To work with SageMaker, we need to instantiate a Jupyter Notebook:
- In the AWS Management Console, search for SageMaker and press Enter.
- We can create a notebook from the SageMaker dashboard. Click on Create notebook instance.
- Give the instance a name, such as iiot-book-notebook, and set the instance type to be ml.t2.medium, as shown in the following screenshot:
SageMaker Notebook creation
- Amazon SageMaker will need a role to launch and access resources in the account. To simplify this, select Create a new role.
- After that, select the Specific S3 buckets option.
- Introduce the bucket name that you used in step 5 of the Downloading a dataset on S3 section:
Create role for SageMaker
- Clicking on Create role will create a role that contains the AmazonSageMakerFullAccess IAM managed policy.
- We now need to add the AmazonEC2ContainerRegistryFullAccess role. Click on the role that we created in the previous step and attach the appropriate policy. This is shown in the following screenshot:
Adding the AmazonSageMakerFullAccess policy to the role
- Select the No VPC option. Doing this will make it easier to configure access to the Amazon S3 bucket.

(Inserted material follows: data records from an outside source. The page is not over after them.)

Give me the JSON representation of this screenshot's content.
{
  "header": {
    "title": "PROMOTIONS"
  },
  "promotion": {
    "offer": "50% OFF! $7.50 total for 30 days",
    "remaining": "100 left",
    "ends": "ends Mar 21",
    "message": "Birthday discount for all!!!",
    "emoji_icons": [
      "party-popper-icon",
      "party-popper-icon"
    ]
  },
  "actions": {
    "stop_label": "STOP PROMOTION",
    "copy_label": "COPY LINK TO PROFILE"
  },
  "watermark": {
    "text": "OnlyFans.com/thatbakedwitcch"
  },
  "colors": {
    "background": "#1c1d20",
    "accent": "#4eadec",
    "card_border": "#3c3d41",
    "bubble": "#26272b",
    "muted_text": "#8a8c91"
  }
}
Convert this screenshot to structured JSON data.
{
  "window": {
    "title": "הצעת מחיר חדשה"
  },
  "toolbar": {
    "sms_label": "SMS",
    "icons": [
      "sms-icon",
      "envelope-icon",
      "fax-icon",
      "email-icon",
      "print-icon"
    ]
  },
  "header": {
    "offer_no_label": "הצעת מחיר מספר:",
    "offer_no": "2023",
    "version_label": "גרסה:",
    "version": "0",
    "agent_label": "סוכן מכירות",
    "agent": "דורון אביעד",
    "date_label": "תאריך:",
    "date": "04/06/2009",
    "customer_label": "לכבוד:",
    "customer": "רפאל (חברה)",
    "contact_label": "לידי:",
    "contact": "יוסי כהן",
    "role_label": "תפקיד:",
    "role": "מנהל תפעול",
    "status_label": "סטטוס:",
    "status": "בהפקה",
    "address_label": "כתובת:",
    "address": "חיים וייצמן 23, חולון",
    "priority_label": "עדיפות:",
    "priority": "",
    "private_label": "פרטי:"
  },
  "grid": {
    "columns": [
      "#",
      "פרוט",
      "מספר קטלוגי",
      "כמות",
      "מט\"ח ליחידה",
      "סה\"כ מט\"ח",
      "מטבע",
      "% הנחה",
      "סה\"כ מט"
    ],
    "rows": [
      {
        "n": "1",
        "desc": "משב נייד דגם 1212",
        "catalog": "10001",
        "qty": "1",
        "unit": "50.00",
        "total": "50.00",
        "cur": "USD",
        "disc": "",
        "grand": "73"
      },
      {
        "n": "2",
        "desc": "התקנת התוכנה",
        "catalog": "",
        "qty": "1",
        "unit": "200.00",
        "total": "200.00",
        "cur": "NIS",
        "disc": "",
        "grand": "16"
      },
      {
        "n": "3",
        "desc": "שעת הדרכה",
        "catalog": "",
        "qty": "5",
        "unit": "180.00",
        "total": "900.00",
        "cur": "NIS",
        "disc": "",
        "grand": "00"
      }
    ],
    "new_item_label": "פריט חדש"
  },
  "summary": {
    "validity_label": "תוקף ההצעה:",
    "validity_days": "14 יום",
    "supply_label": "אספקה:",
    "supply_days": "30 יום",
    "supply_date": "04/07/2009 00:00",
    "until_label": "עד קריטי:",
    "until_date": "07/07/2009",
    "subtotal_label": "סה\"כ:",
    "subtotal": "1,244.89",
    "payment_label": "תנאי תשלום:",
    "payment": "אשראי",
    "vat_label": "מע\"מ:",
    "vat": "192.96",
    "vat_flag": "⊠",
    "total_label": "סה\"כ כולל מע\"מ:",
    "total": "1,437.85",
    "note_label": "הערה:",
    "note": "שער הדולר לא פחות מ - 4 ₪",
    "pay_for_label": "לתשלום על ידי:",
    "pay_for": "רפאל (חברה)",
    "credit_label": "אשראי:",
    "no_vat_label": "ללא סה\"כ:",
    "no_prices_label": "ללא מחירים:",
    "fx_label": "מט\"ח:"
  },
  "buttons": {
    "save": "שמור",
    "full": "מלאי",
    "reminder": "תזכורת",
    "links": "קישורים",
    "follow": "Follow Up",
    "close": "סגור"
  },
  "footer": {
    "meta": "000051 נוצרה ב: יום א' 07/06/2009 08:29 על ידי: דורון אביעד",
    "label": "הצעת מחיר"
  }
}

- Select No Custom Encryption.
- Click Create notebook instance and wait until the instance's status is InService.
- We are now ready to open the notebook for our code. Click on the Open button shown in the following screenshot:
Working with SageMaker Notebook
The other items in the menu on the left allow us to check the status of the training, create models, create endpoints, and see logs.